– Застрелиться хотел. Стыдно жить. Ежедневный страх разъедает сердце. Мощности встанут и крах: Москва без воды в зиму. Долг. Кто на меня его взвалил? Да, никто. А этот «Тяпляпстрой» всё митингует и собранья проводит: кого выдвинуть, кого задвинуть, как у Бахрушинского приюта зданьице оттяпать, как профсоюзные взносы с работяг собрать. Тьфу… Виноват я, о. Антоний, грешен.
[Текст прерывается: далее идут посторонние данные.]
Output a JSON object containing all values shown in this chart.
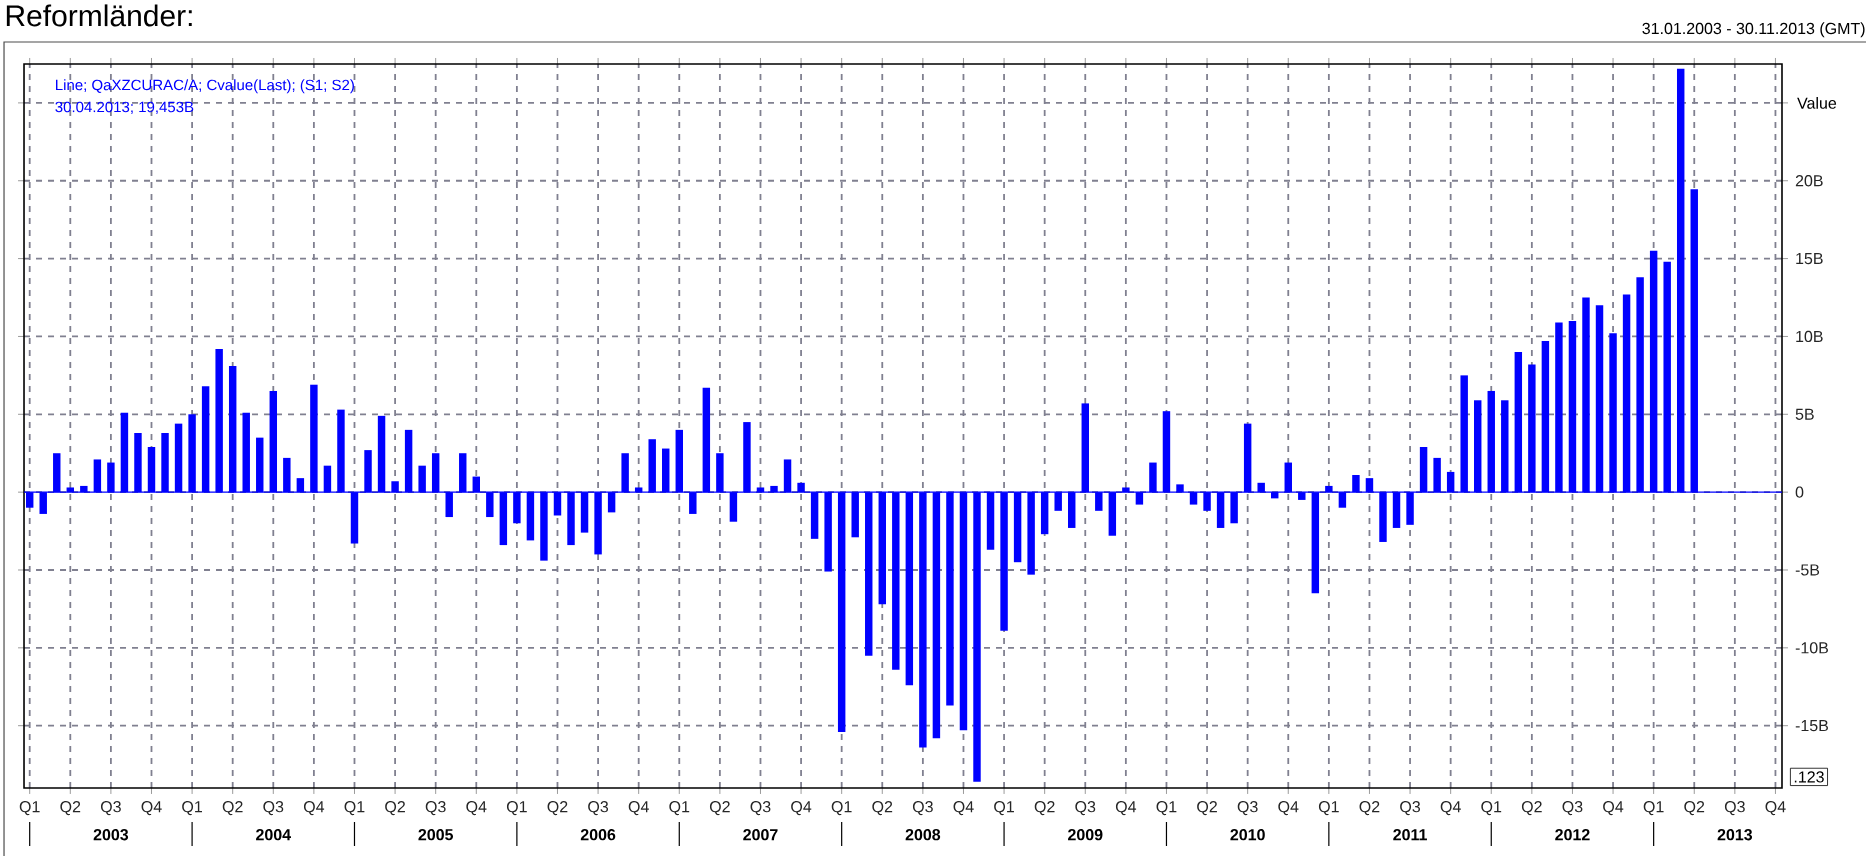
{
  "chart_data": {
    "type": "bar",
    "title": "Reformländer:",
    "subtitle": "31.01.2003 - 30.11.2013 (GMT)",
    "ylabel": "Value",
    "annotations": [
      "30.04.2013; 19,453B",
      ".123",
      "2003",
      "2004",
      "2005",
      "2006",
      "2007",
      "2008",
      "2009",
      "2010",
      "2011",
      "2012",
      "2013"
    ],
    "x": [
      "2003-01",
      "2003-02",
      "2003-03",
      "2003-04",
      "2003-05",
      "2003-06",
      "2003-07",
      "2003-08",
      "2003-09",
      "2003-10",
      "2003-11",
      "2003-12",
      "2004-01",
      "2004-02",
      "2004-03",
      "2004-04",
      "2004-05",
      "2004-06",
      "2004-07",
      "2004-08",
      "2004-09",
      "2004-10",
      "2004-11",
      "2004-12",
      "2005-01",
      "2005-02",
      "2005-03",
      "2005-04",
      "2005-05",
      "2005-06",
      "2005-07",
      "2005-08",
      "2005-09",
      "2005-10",
      "2005-11",
      "2005-12",
      "2006-01",
      "2006-02",
      "2006-03",
      "2006-04",
      "2006-05",
      "2006-06",
      "2006-07",
      "2006-08",
      "2006-09",
      "2006-10",
      "2006-11",
      "2006-12",
      "2007-01",
      "2007-02",
      "2007-03",
      "2007-04",
      "2007-05",
      "2007-06",
      "2007-07",
      "2007-08",
      "2007-09",
      "2007-10",
      "2007-11",
      "2007-12",
      "2008-01",
      "2008-02",
      "2008-03",
      "2008-04",
      "2008-05",
      "2008-06",
      "2008-07",
      "2008-08",
      "2008-09",
      "2008-10",
      "2008-11",
      "2008-12",
      "2009-01",
      "2009-02",
      "2009-03",
      "2009-04",
      "2009-05",
      "2009-06",
      "2009-07",
      "2009-08",
      "2009-09",
      "2009-10",
      "2009-11",
      "2009-12",
      "2010-01",
      "2010-02",
      "2010-03",
      "2010-04",
      "2010-05",
      "2010-06",
      "2010-07",
      "2010-08",
      "2010-09",
      "2010-10",
      "2010-11",
      "2010-12",
      "2011-01",
      "2011-02",
      "2011-03",
      "2011-04",
      "2011-05",
      "2011-06",
      "2011-07",
      "2011-08",
      "2011-09",
      "2011-10",
      "2011-11",
      "2011-12",
      "2012-01",
      "2012-02",
      "2012-03",
      "2012-04",
      "2012-05",
      "2012-06",
      "2012-07",
      "2012-08",
      "2012-09",
      "2012-10",
      "2012-11",
      "2012-12",
      "2013-01",
      "2013-02",
      "2013-03",
      "2013-04"
    ],
    "series": [
      {
        "name": "Line; QaXZCURAC/A; Cvalue(Last); (S1; S2)",
        "color": "#0000ff",
        "values": [
          -1.0,
          -1.4,
          2.5,
          0.3,
          0.4,
          2.1,
          1.9,
          5.1,
          3.8,
          2.9,
          3.8,
          4.4,
          5.0,
          6.8,
          9.2,
          8.1,
          5.1,
          3.5,
          6.5,
          2.2,
          0.9,
          6.9,
          1.7,
          5.3,
          -3.3,
          2.7,
          4.9,
          0.7,
          4.0,
          1.7,
          2.5,
          -1.6,
          2.5,
          1.0,
          -1.6,
          -3.4,
          -2.0,
          -3.1,
          -4.4,
          -1.5,
          -3.4,
          -2.6,
          -4.0,
          -1.3,
          2.5,
          0.3,
          3.4,
          2.8,
          4.0,
          -1.4,
          6.7,
          2.5,
          -1.9,
          4.5,
          0.3,
          0.4,
          2.1,
          0.6,
          -3.0,
          -5.1,
          -15.4,
          -2.9,
          -10.5,
          -7.2,
          -11.4,
          -12.4,
          -16.4,
          -15.8,
          -13.7,
          -15.3,
          -18.6,
          -3.7,
          -8.9,
          -4.5,
          -5.3,
          -2.7,
          -1.2,
          -2.3,
          5.7,
          -1.2,
          -2.8,
          0.3,
          -0.8,
          1.9,
          5.2,
          0.5,
          -0.8,
          -1.2,
          -2.3,
          -2.0,
          4.4,
          0.6,
          -0.4,
          1.9,
          -0.5,
          -6.5,
          0.4,
          -1.0,
          1.1,
          0.9,
          -3.2,
          -2.3,
          -2.1,
          2.9,
          2.2,
          1.3,
          7.5,
          5.9,
          6.5,
          5.9,
          9.0,
          8.2,
          9.7,
          10.9,
          11.0,
          12.5,
          12.0,
          10.2,
          12.7,
          13.8,
          15.5,
          14.8,
          27.2,
          19.453
        ]
      }
    ],
    "xlim": [
      "2002-12-19",
      "2013-10-16"
    ],
    "xticks": [
      {
        "value": "2003-01-01",
        "label": "Q1"
      },
      {
        "value": "2003-04-01",
        "label": "Q2"
      },
      {
        "value": "2003-07-01",
        "label": "Q3"
      },
      {
        "value": "2003-10-01",
        "label": "Q4"
      },
      {
        "value": "2004-01-01",
        "label": "Q1"
      },
      {
        "value": "2004-04-01",
        "label": "Q2"
      },
      {
        "value": "2004-07-01",
        "label": "Q3"
      },
      {
        "value": "2004-10-01",
        "label": "Q4"
      },
      {
        "value": "2005-01-01",
        "label": "Q1"
      },
      {
        "value": "2005-04-01",
        "label": "Q2"
      },
      {
        "value": "2005-07-01",
        "label": "Q3"
      },
      {
        "value": "2005-10-01",
        "label": "Q4"
      },
      {
        "value": "2006-01-01",
        "label": "Q1"
      },
      {
        "value": "2006-04-01",
        "label": "Q2"
      },
      {
        "value": "2006-07-01",
        "label": "Q3"
      },
      {
        "value": "2006-10-01",
        "label": "Q4"
      },
      {
        "value": "2007-01-01",
        "label": "Q1"
      },
      {
        "value": "2007-04-01",
        "label": "Q2"
      },
      {
        "value": "2007-07-01",
        "label": "Q3"
      },
      {
        "value": "2007-10-01",
        "label": "Q4"
      },
      {
        "value": "2008-01-01",
        "label": "Q1"
      },
      {
        "value": "2008-04-01",
        "label": "Q2"
      },
      {
        "value": "2008-07-01",
        "label": "Q3"
      },
      {
        "value": "2008-10-01",
        "label": "Q4"
      },
      {
        "value": "2009-01-01",
        "label": "Q1"
      },
      {
        "value": "2009-04-01",
        "label": "Q2"
      },
      {
        "value": "2009-07-01",
        "label": "Q3"
      },
      {
        "value": "2009-10-01",
        "label": "Q4"
      },
      {
        "value": "2010-01-01",
        "label": "Q1"
      },
      {
        "value": "2010-04-01",
        "label": "Q2"
      },
      {
        "value": "2010-07-01",
        "label": "Q3"
      },
      {
        "value": "2010-10-01",
        "label": "Q4"
      },
      {
        "value": "2011-01-01",
        "label": "Q1"
      },
      {
        "value": "2011-04-01",
        "label": "Q2"
      },
      {
        "value": "2011-07-01",
        "label": "Q3"
      },
      {
        "value": "2011-10-01",
        "label": "Q4"
      },
      {
        "value": "2012-01-01",
        "label": "Q1"
      },
      {
        "value": "2012-04-01",
        "label": "Q2"
      },
      {
        "value": "2012-07-01",
        "label": "Q3"
      },
      {
        "value": "2012-10-01",
        "label": "Q4"
      },
      {
        "value": "2013-01-01",
        "label": "Q1"
      },
      {
        "value": "2013-04-01",
        "label": "Q2"
      },
      {
        "value": "2013-07-01",
        "label": "Q3"
      },
      {
        "value": "2013-10-01",
        "label": "Q4"
      }
    ],
    "ylim": [
      -19,
      27.5
    ],
    "yticks": [
      {
        "value": -15,
        "label": "-15B"
      },
      {
        "value": -10,
        "label": "-10B"
      },
      {
        "value": -5,
        "label": "-5B"
      },
      0,
      {
        "value": 5,
        "label": "5B"
      },
      {
        "value": 10,
        "label": "10B"
      },
      {
        "value": 15,
        "label": "15B"
      },
      {
        "value": 20,
        "label": "20B"
      },
      {
        "value": 25,
        "label": null
      }
    ],
    "ref_lines": [
      {
        "axis": "y",
        "value": 0,
        "color": "#0000ff"
      }
    ],
    "grid": true,
    "legend": "top left"
  }
}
Но душу свою я им не отдам.
– А я считал, мне хуже всех… После смерти супруги тоска невыразимая. Дошло дело до слез. Переменили жительство. Как же мы не чутки к чужому горю! Господь в нас дух раздувал, а мы все – тёплые.
В прихожей слабо тренькнул звонок. Переглянулись. Послышалось? И снова вкрадчиво: треньк. В глазах один вопрос: кого Бог под ночь принес. Чуть замешкавшегося племянника в дверях столовой придержала тётка несколько изумленным выражением лица.
– Я упредила, профессор на дому не принимает. А он, не раздевшись…
– А я по частному случаю, – возразил из-за плеча хозяйки густой баритон.
В прихожую протиснулся худощавый мужчина, вымокший под дождём. Хозяйка удалилась: разбирайтесь сами. За стенкой всхлипнул ребенок. Профессор молча предложил пройти.
– Приветствие моё собранию. Дождь, знаете ли. Последний зонтик утерял.
– А у вас всё теперь последнее, – не преминул заметить Колчин. – Жизнь донашиваете и новой не достать.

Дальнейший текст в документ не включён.